ACCORD D’ETABLISSEMENT FAISANT SUITE A LA NEGOCIATION ANNUELLE OBLIGATOIRE SUR LES SALAIRES ET CONDITIONS DE TRAVAIL 2025
D’URBAPROPRETE ILE DE FRANCE
PREAMBULE
Conformément aux dispositions de l’article L 2242-1 et suivants du Code du travail, une négociation s’est engagée entre la Direction et les Organisations syndicales représentatives pour l’établissement URBAPROPRETE IDF portant notamment sur la rémunération, et notamment les salaires effectifs, le temps de travail et le partage de la valeur ajoutée dans l’entreprise.
Les négociations ont également porté sur la qualité de vie et des conditions de travail ainsi que sur l’égalité professionnelle entre les femmes et les hommes.
Cette négociation a notamment pour objectif de supprimer les éventuels écarts de rémunération, d’accès à l’emploi, de formation professionnelle, de déroulement de carrière et de promotion professionnelle, de conditions de travail et d’emploi en particulier pour les salariés à temps partiel et de mixité des emplois.
Les Parties se sont rencontrées 3 fois dans le cadre de cette négociation à savoir le 21 février 2025, le 6 mars et le 25 mars 2025.
Au terme de la réunion du 25 mars 2025, les Parties ont abouti à la conclusion du présent accord.

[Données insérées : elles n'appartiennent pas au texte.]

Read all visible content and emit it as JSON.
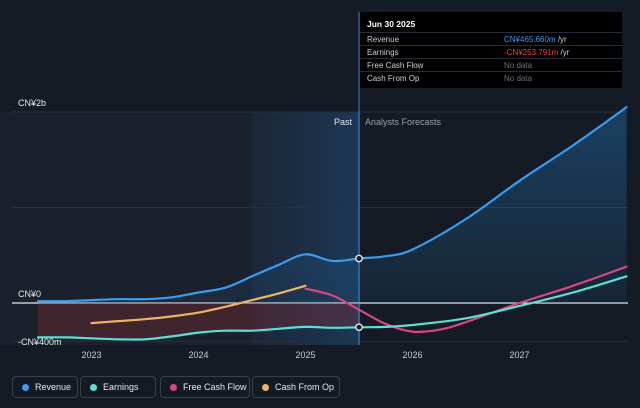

ARTICLE 1 – CHAMP D’APPLICATION.
Le présent accord s’applique à l’ensemble du personnel salarié d’URBAPROPRETE IDF au sein des établissements de la région île de France définis comme suit : Vitry sur Seine, à l’exception des cadres de direction. L’ensemble des mesures qui suivent sont applicables à l’ensemble du personnel bénéficiant d’un contrat de travail avec la société URBAPROPRETE IDF, CDD ou CDI, présent dans l’entreprise à la date de signature de l’accord. Le présent accord ne s’appliquera donc pas aux salariés sortis des effectifs avant cette date, et ayant fait l’objet d’un solde de tout compte.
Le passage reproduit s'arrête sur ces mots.